‘Education requires parents involvement’

Lynn Coleridge.

It was a joyous occasion when parents from Kuyasa and Ummnangaliso primary schools completed an intensive two-month literacy training programme conducted by the Mellon Educare organisation, on Tuesday October 11.

The programme was aimed at assisting parents to play an active role in their children’s school work and enabling them to improve their relationships with their children.

As part of the programme, parents would bring their children to school and remain at the school to attend the programme -and leave at the end of the school day.

A total of 34 parents from both schools gathered at Kuyasa Primary School hall to receive their certificates. Smiles from ecstatic parents lit up the hall as they each walked on to the stage.

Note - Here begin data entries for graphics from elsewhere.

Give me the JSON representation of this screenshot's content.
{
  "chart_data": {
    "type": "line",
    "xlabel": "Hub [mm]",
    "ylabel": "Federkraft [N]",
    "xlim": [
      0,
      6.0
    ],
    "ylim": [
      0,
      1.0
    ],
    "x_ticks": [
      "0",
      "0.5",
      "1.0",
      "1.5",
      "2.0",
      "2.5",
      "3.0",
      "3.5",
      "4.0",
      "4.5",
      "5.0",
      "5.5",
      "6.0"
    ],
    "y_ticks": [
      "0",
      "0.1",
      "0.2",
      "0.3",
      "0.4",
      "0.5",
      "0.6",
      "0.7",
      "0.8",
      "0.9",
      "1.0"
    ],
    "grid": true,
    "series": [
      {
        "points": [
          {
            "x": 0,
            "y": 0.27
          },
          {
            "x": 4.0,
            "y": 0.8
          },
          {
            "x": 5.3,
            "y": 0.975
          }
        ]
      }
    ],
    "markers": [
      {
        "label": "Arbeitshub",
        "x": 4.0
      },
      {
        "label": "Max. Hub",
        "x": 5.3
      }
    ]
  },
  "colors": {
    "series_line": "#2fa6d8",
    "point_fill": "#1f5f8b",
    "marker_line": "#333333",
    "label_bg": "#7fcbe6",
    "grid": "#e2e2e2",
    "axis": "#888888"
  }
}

Senior education specialist at Mellon Educare organisation, Alison van Breda, said the current education system required parents’ full involvement in their children’s school work. However, she said, this was difficult for many parents.

Ms Van Breda said it was important for parents to be equipped with the necessary skills to help their children.

She said the programme focused on the importance of strengthening the relationship between parents and children and that parents were urged to use games that they played when they were young, to develop their children.

Ms Van Breda said they realised that when the programme had been conducted after school hours, parents were unable to attend.

“Children need all the support they could get to become better people in the future. Learning and teaching is not the duty of the school and teachers only. The relationship between the child and parents has been improved. Any time can be a learning time,” she said.

Now that the parents had finished their course, she said, they wanted to turn their focus on teachers, empowering them with improved teaching skills and the ability to train more parents so that the programme becomes sustainable.

Parent Vuyokazi Makili said her relationship with her two boys had changed and the programme had made her realise that she needed to spend more time with them. She said she had previously spent most of her time watching television and did not make a meaningful contribution to her children’s school work.

The 34-year-old mother said the programme opened her eyes and equipped her with valuable and life-changing skills.

Ms Makili said she wanted to share the knowledge she had gained with other parents so that they could also improve their relationship with their children.

“I have created a timetable so that we can have time for everything. I no longer spend my time on WhatsApp and Facebook,” she said.

Lynn Coleridge, director of policy co-ordination and advisor in the office of Education MEC Debbie Schafer, said education was the key to unlocking opportunities for children and defeating poverty.

She said one of the key strategies for the department of education was to improve language and maths. Ms Coleridge said she was glad that parents were taking the initiative to improve their children’s education.